XRP 写真=Shutterstock

XRPが主要な節目とみられてきた1.15ドルを下回り、短期的な下落圧力が強まっている。大口投資家による売却に加え、ネットワーク活動の鈍化も重なっており、市場では0.90ドル近辺までの下落を警戒する見方が浮上している。

ブロックチェーンメディアのThe Crypto Basicによると、XRPは6月20日、1.12ドルまで下落し、その後も1.13ドル前後で推移した。

今回の下げは、単なるサポート割れにとどまらない。反発のたびに戻り売りに押される展開が続き、上値の重さが一段と意識されている。XRPは6月11日に1.09ドルまで急落した後、15日には1.28ドル近辺まで持ち直したものの、同水準では上値を抑えられた。

その後も1.25ドルや1.22ドル近辺までの戻りを試したが、いずれの局面でも売りが優勢となった。

チャート上では戻り高値の切り下がりが続いている。短期的な上昇基調を維持するには、1.15ドルを早期に回復した上で同水準を維持できるかが焦点となる。ただ、現時点では明確な買い支えは確認されておらず、市場では反発局面が長続きしにくいとの見方が広がっている。

オンチェーン指標も弱い。Santimentのデータによると、大口投資家は直近5日間で3000万XRP超を売却した。保有量は38億2000万XRPから37億8000万XRPへ減少しており、短期的な需給悪化を示すシグナルと受け止められている。

ネットワーク活動の鈍化も鮮明だ。過去2週間でアクティブアドレス数は約5万から2万5000強へ減少し、ほぼ半減した。価格下落とオンチェーン指標の悪化が同時に進む中、市場では1.30~1.10ドルの支持帯が崩れつつあるとの懸念が強まっている。

短期パフォーマンスも低調だ。XRPは直近24時間で1%下落し、過去30日では約16%安、年初来では38%安となっている。足元で反発しても、中期トレンドを転換するには力不足との見方が出ている。
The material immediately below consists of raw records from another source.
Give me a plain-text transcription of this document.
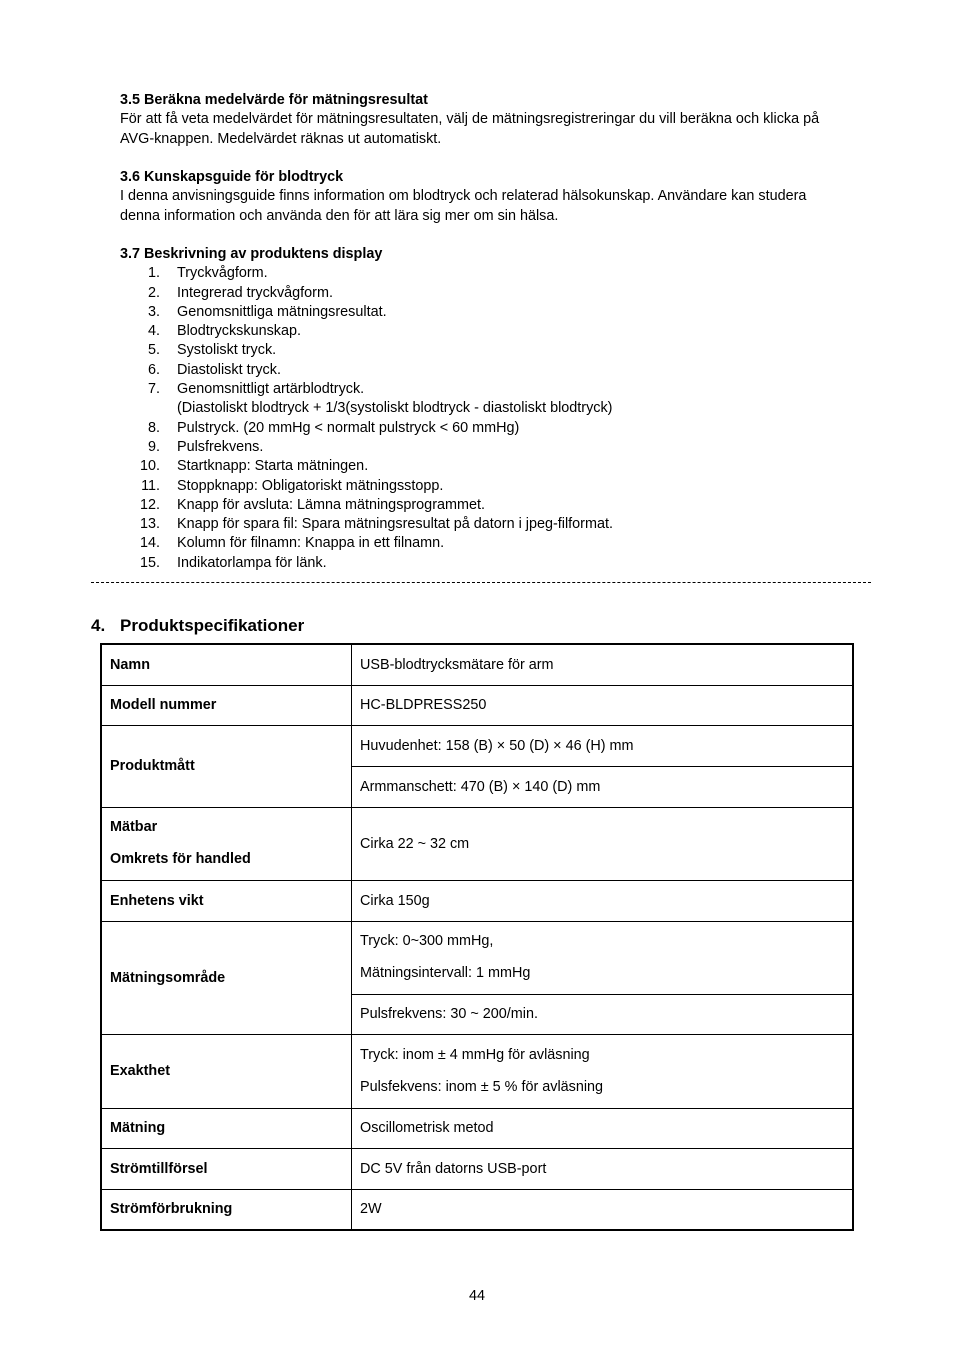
3.5 Beräkna medelvärde för mätningsresultat

För att få veta medelvärdet för mätningsresultaten, välj de mätningsregistreringar du vill beräkna och klicka på AVG-knappen. Medelvärdet räknas ut automatiskt.

3.6 Kunskapsguide för blodtryck

I denna anvisningsguide finns information om blodtryck och relaterad hälsokunskap. Användare kan studera denna information och använda den för att lära sig mer om sin hälsa.

3.7 Beskrivning av produktens display
1. Tryckvågform.
2. Integrerad tryckvågform.
3. Genomsnittliga mätningsresultat.
4. Blodtryckskunskap.
5. Systoliskt tryck.
6. Diastoliskt tryck.
7. Genomsnittligt artärblodtryck.
(Diastoliskt blodtryck + 1/3(systoliskt blodtryck - diastoliskt blodtryck)
8. Pulstryck. (20 mmHg < normalt pulstryck < 60 mmHg)
9. Pulsfrekvens.
10. Startknapp: Starta mätningen.
11. Stoppknapp: Obligatoriskt mätningsstopp.
12. Knapp för avsluta: Lämna mätningsprogrammet.
13. Knapp för spara fil: Spara mätningsresultat på datorn i jpeg-filformat.
14. Kolumn för filnamn: Knappa in ett filnamn.
15. Indikatorlampa för länk.
4. Produktspecifikationer
Namn	USB-blodtrycksmätare för arm
Modell nummer	HC-BLDPRESS250
Produktmått	Huvudenhet: 158 (B) × 50 (D) × 46 (H) mm
	Armmanschett: 470 (B) × 140 (D) mm

Mätbar

Omkrets för handled	Cirka 22 ~ 32 cm
Enhetens vikt	Cirka 150g
Mätningsområde	Tryck: 0~300 mmHg,

Mätningsintervall: 1 mmHg

	Pulsfrekvens: 30 ~ 200/min.
Exakthet	Tryck: inom ± 4 mmHg för avläsning

Pulsfekvens: inom ± 5 % för avläsning

Mätning	Oscillometrisk metod
Strömtillförsel	DC 5V från datorns USB-port
Strömförbrukning	2W
44
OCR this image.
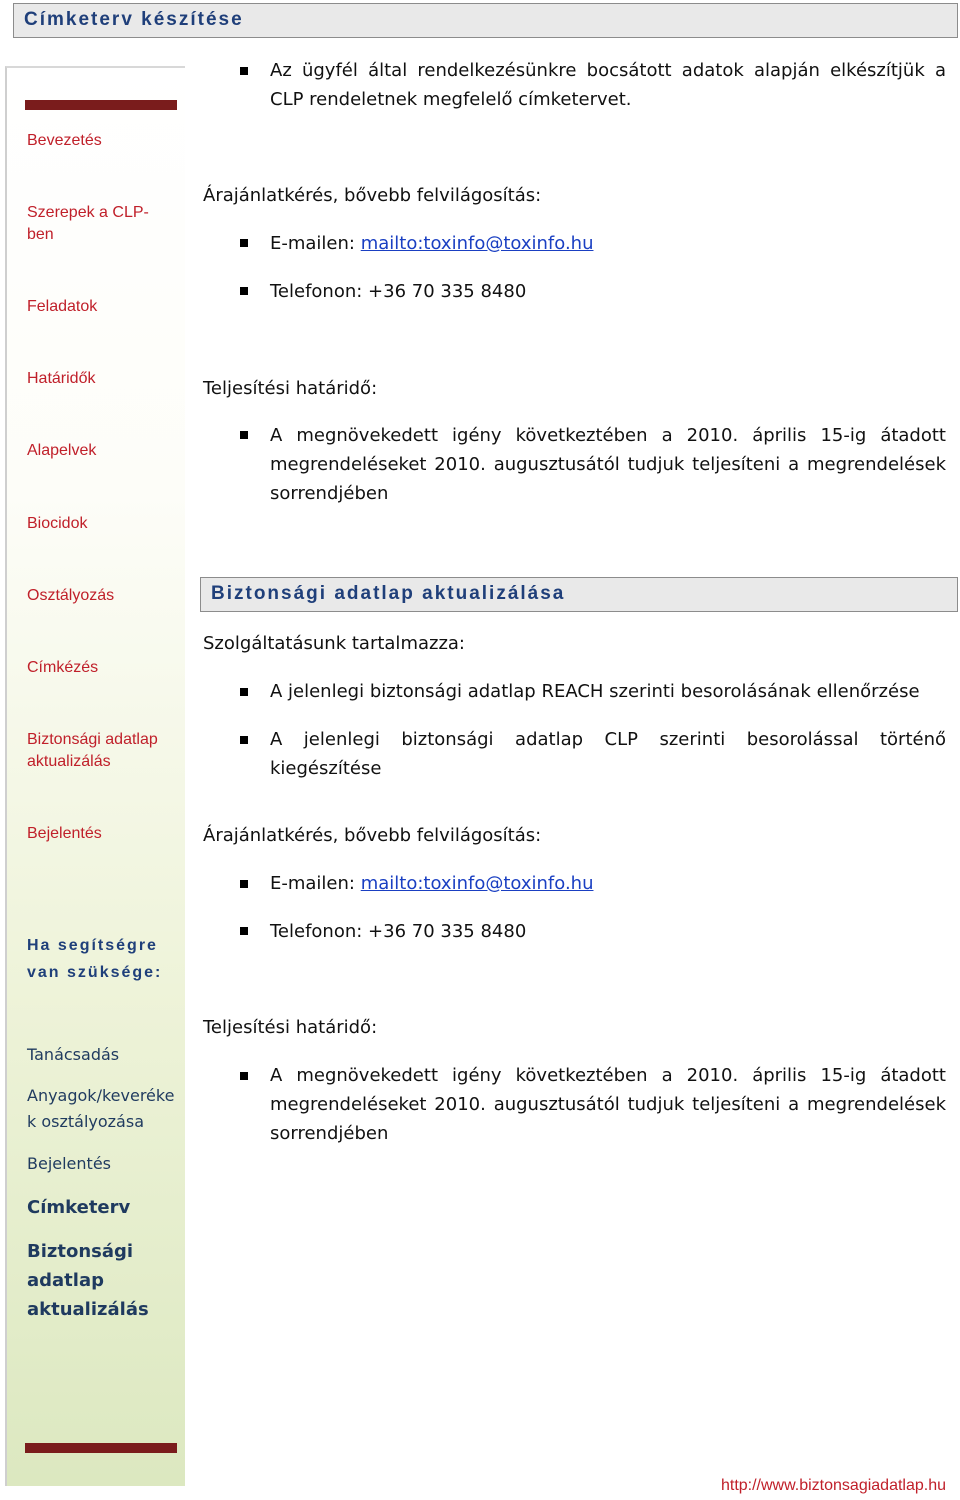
Címketerv készítése
Bevezetés
Szerepek a CLP-
ben
Feladatok
Határidők
Alapelvek
Biocidok
Osztályozás
Címkézés
Biztonsági adatlap
aktualizálás
Bejelentés
Ha segítségre
van szüksége:
Tanácsadás
Anyagok/keveréke
k osztályozása
Bejelentés
Címketerv
Biztonsági
adatlap
aktualizálás
Az ügyfél által rendelkezésünkre bocsátott adatok alapján elkészítjük a CLP rendeletnek megfelelő címketervet.
Árajánlatkérés, bővebb felvilágosítás:
E-mailen: mailto:toxinfo@toxinfo.hu
Telefonon: +36 70 335 8480
Teljesítési határidő:
A megnövekedett igény következtében a 2010. április 15-ig átadott megrendeléseket 2010. augusztusától tudjuk teljesíteni a megrendelések sorrendjében
Biztonsági adatlap aktualizálása
Szolgáltatásunk tartalmazza:
A jelenlegi biztonsági adatlap REACH szerinti besorolásának ellenőrzése
A jelenlegi biztonsági adatlap CLP szerinti besorolással történő kiegészítése
Árajánlatkérés, bővebb felvilágosítás:
E-mailen: mailto:toxinfo@toxinfo.hu
Telefonon: +36 70 335 8480
Teljesítési határidő:
A megnövekedett igény következtében a 2010. április 15-ig átadott megrendeléseket 2010. augusztusától tudjuk teljesíteni a megrendelések sorrendjében
http://www.biztonsagiadatlap.hu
市場参加者の関心は次の下値めどにも向かっている。アナリストのアリ・マルティネズは0.90ドルを重要水準に挙げ、ChartNerdは0.70ドルまでの下落余地を指摘した。両者とも、1ドル割れの水準が次の強気相場に先立つ長期の買い場となる可能性があるとみている。

今後は、XRPが1.15ドルを早期に回復し、サポートとして定着できるかが最大の焦点となる。あわせて、大口投資家の売りが一巡するか、ネットワーク活動の落ち込みに歯止めがかかるかも、短期的な方向感を左右する重要な材料になりそうだ。1.15ドルの回復に失敗した場合は、市場の視線が1ドル、さらにその下の支持帯へと向かう可能性がある。